On the Ministry of Agriculture, Chiri noted that the department of irrigation development flouted tender procedures in the procurement of goods and services.
“Goods and service amounting to US$280 225 were procured through competitive quotes despite the individual prices of the goods exceeding the informal tender limit of US$10 000.”
The report also revealed a shocking case where the same department of irrigation development sourced quotations from six companies owned by one supplier, who eventually won the tenders. This meant a total of more than US$870 000 was paid to one vendor, contrary to Statutory Instrument 171 of 2002 Section 4(i)(b).
Chiri also castigated the ministry for wasting more than 1 000 bags of cement, steel rods and 90 000 common bricks bought during the 2008 financial year for the ministry’s head office.
“The cement was left to crystallise although there were several government projects that could have utilised it, while the rusted steel rods were no longer usable and 20 000 bricks were not accounted for.
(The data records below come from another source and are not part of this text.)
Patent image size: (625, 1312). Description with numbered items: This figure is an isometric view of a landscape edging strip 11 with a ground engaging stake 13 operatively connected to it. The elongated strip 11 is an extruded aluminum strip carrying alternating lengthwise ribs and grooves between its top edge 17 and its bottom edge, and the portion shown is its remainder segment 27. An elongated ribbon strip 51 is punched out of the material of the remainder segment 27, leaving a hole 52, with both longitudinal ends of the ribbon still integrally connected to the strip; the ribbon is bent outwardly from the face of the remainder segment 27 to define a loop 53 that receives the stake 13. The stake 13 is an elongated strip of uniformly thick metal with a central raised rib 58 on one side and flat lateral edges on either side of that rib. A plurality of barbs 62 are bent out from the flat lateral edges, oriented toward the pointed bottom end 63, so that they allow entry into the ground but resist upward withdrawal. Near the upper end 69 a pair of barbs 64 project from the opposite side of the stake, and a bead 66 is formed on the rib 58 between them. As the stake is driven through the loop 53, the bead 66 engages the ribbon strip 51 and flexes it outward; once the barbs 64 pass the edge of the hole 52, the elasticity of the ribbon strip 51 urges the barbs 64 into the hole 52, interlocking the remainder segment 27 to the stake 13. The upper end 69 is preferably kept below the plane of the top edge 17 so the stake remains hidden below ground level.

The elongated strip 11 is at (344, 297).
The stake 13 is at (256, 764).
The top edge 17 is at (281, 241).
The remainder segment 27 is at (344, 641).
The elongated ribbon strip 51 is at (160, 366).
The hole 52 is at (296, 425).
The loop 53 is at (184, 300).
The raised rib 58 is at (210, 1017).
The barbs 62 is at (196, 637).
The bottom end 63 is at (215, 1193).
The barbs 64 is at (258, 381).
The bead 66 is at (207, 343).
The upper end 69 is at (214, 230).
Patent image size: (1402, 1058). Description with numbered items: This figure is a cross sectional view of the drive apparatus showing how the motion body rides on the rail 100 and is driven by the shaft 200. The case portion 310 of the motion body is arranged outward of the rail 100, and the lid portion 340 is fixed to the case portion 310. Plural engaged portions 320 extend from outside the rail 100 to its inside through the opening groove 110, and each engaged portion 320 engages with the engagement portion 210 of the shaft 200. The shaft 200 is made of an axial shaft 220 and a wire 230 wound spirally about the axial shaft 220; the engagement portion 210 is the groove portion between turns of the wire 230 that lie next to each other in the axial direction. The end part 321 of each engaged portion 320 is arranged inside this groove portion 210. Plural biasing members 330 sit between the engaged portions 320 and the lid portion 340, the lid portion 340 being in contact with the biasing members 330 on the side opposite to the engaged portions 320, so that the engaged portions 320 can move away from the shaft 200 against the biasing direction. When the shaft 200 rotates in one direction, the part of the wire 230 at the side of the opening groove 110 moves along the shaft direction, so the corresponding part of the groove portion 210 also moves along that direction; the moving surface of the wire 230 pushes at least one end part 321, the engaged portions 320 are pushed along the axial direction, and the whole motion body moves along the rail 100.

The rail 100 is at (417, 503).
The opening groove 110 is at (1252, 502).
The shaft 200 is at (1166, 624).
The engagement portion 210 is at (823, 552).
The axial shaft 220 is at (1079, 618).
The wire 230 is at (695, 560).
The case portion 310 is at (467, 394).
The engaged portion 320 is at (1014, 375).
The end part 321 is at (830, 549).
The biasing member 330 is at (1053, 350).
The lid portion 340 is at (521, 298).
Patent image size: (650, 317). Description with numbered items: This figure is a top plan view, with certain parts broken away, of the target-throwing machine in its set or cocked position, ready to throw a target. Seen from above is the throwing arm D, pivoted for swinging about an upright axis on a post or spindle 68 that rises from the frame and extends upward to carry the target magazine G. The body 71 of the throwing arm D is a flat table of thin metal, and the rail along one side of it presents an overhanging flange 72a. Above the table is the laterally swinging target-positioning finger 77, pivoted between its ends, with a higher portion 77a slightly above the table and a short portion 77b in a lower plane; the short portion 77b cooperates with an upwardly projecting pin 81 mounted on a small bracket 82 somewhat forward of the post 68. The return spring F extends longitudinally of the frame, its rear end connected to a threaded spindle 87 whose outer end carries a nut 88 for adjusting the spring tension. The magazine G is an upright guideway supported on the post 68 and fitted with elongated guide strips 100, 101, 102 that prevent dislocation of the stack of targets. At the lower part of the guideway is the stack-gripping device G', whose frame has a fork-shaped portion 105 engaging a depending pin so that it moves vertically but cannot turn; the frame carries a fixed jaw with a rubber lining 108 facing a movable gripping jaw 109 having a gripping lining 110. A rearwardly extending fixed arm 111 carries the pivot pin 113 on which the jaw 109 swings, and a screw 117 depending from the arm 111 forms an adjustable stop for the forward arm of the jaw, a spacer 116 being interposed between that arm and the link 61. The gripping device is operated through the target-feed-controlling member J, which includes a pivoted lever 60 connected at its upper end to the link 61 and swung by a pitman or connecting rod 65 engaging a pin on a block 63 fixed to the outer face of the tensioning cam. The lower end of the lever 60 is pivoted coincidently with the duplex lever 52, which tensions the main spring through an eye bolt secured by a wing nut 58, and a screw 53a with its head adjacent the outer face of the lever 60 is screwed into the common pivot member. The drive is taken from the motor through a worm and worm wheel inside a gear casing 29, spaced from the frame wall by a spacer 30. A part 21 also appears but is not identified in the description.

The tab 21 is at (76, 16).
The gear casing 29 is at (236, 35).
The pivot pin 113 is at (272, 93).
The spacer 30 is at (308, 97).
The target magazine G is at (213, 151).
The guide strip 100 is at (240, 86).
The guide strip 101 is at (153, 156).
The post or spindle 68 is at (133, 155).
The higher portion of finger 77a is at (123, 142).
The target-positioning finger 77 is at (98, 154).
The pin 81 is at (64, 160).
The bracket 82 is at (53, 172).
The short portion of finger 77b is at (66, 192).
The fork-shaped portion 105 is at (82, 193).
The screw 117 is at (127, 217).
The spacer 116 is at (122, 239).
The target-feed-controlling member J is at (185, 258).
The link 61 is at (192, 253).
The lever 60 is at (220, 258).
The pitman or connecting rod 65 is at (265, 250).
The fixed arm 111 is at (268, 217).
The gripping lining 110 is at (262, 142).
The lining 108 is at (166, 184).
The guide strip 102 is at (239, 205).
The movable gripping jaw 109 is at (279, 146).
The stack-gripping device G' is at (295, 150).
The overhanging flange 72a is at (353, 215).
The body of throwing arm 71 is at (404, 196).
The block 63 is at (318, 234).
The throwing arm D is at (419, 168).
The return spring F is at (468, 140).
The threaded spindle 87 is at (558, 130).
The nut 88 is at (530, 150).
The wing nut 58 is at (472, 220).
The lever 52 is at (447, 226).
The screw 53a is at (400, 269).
As a result the state lost building material worth US$11 790.”
Chiri observed that the Public Service Commission employees were violating Paragraph 4,5 of Public Service Commission Circular Number 5 of 2011 that forbids officers allocated government vehicles for official use from receiving transport allowance.
“It came to my attention that 49 managers based at head office, provincial offices and district offices who had been allocated official vehicles were in receipt of transport allowances,” Chiri wrote. “The total transport allowance paid during the year under review amounted to US$31 752.”
The implication, Chiri noted,was that the Public Service Commission was in violation of its own regulations and recommended that the commission should put in place arrangements to recover the unauthorised transport allowances.
The Commission was also found to have flouted tender procedures in the acquisition of furniture.
The report observed that the ministry accepted assets donated to it by the Korean government without Treasury Authority.
Chiri said the Pensions Office had overpaid some pensioners by more than US$350 000, thus depleting government coffers.
“Eight widowed pensioners were overpaid by amounts totaling US$357 956 in September 2011,” the report revealed.
“The overpayments were occasioned by failure to effectively manage the inputs… The overpayments were only detected after an alarm had been raised by one of the overpaid widows”.
She said from the cases discovered US$86 811 remained unpaid as at the end of the year.
Chiri noted that the Zimbabwe National Army and the Airforce of Zimbabwe did not submit their annual departmental assets returns indicating whether assets under their control had been physically compared with the records at least once during the financial year.
This, she reported, had made it impossible to authenticate whether the assets had been properly accounted for, adding that it implied that the assets of the Defence ministry under which the two departments fall under may have been misappropriated without trace.
Chiri established that the Defence ministry’s outstanding domestic travelling and subsistence advances stood at US$40 091 as at December 31 2011, while foreign travel unrecovered advances totalled US$60 282 and there was no evidence of any efforts to recover the amount.
She said there was an increase in the number of officers who had multiple travelling and subsistence advances at the end of 2011 in violation of Treasury Instruction 1505.